The Board of Alien Labor Certification Appeals (“BALCA”) recently considered whether an employer failed to comply with a request by the Department of Labor (“DOL”) when it only provided evidence of emails sent to eight of seventeen applicants for a position that was sponsored through PERM. In Matter of Accent-Media Productions, Inc., the employer submitted a labor certification for the position of “Computer Programmer.” The case was selected for audit and the employer provided a chart that identified seventeen applicants for the position and eight email responses from the applicants to the sponsoring employer. The Certifying Officer (“CO”) denied the application on the basis that the employer failed to provide documentation that was requested in the audit request. BALCA determined that the CO notified the employer that it must submit evidence of its attempts to contact U.S. applicants through the audit notification. This request was deemed to be reasonable because evidence of correspondence with U.S. applicants should have been readily available to the sponsoring employer and is “important for the CO to consider in determining whether U.S. applicants were properly rejected for a job opportunity.” Since BALCA determined that this request was reasonable and found that the employer’s “failure to comply with [the] request is material enough to constitute a substantial failure,” the denial was upheld. In reviewing an audit request, it is critical that employers ensure that they are providing all of the information that is requested by the DOL.

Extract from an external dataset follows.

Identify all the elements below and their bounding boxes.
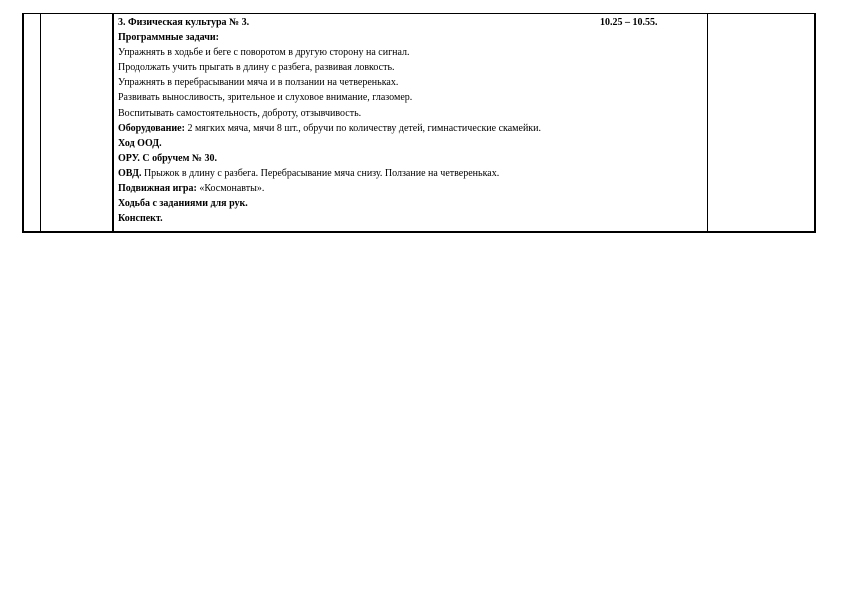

The Board of Alien Labor Certification Appeals (“BALCA”) recently considered whether the Department of Labor (“DOL”) is entitled to a presumption that its audit notification letters are delivered to employers and their agents. In Matter of DGN Technologies, Inc., the employer submitted a labor certification case for the position of “Programmer Analyst.” The case was selected for audit and the DOL asserted that it sent an audit notification letter to the employer’s agent. No response was ever received from the employer or its agent. Consequently, the case was denied. The employer requested reconsideration on the basis that it never received the audit notification letter. The denial was upheld by the Certifying Officer (“CO”) on the basis that the audit notification letter was sent to the address listed by the employer on its Form 9089. The case was forwarded to BALCA. BALCA determined that a lengthy case history established that the CO was “not entitled to a presumption of delivery of mail sent by the National Processing Center in the absence of proof of its internal mailing procedures,” and overturned the denial. While it is critical that employers routinely check their mail for correspondence from government agencies, this case does provide support for the idea that the DOL may not automatically deny a case when the employer failed to respond to a request due to the fact that it never received the request in the mail.